Friday round-up
on Jun 5, 2015 at 7:53 am
Commentary continues to focus on Monday’s ruling in Elonis v. United States, involving the prosecution of threats made on Facebook. In The Economist, Steven Mazie concludes that the Court’s decision “won’t clean up the internet, but it seems it will keep the feds off your Facebook page.” And in his column for The Atlantic, Garrett Epps characterizes the Court’s decision not to reach the First Amendment issues presented by the case as an “anticlimax.”
In The New York Times, Adam Liptak reports on the Justices’ public appearances, including a paper by the Election Law Blog’s Rick Hasen (covered in yesterday’s round-up) on the “celebrity Justice” trend.
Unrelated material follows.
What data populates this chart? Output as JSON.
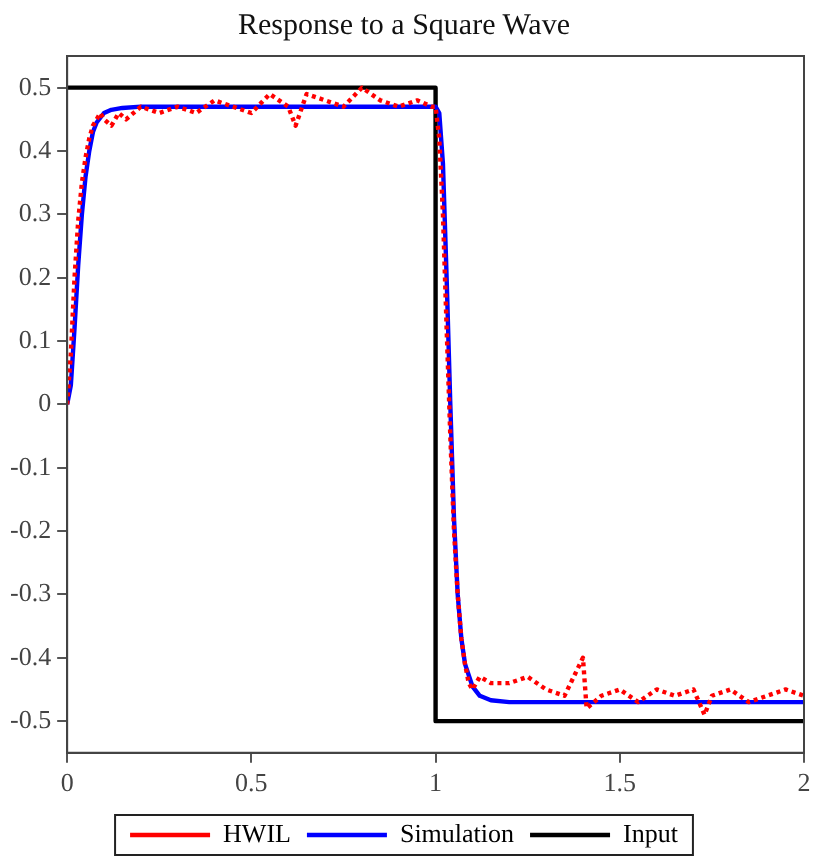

And The Washington Post covers yesterday’s appearance by Justice Antonin Scalia at the graduation of the Stone Ridge School of the Sacred Heart, an all-girls school in Maryland. Scalia criticized what he described as the “platitudes” that often surface in graduation speeches, explaining that the problem was “not that they are old and hackneyed, but that a lot of them are wrong.”
[Disclosure: John Elwood, a frequent contributor to this blog, is among the counsel to Anthony Elonis. However, I am not involved in the case in any way. And in the interest of full disclosure, one of my children is a student at the Stone Ridge School of the Sacred Heart, but I did not attend yesterday’s graduation ceremony.]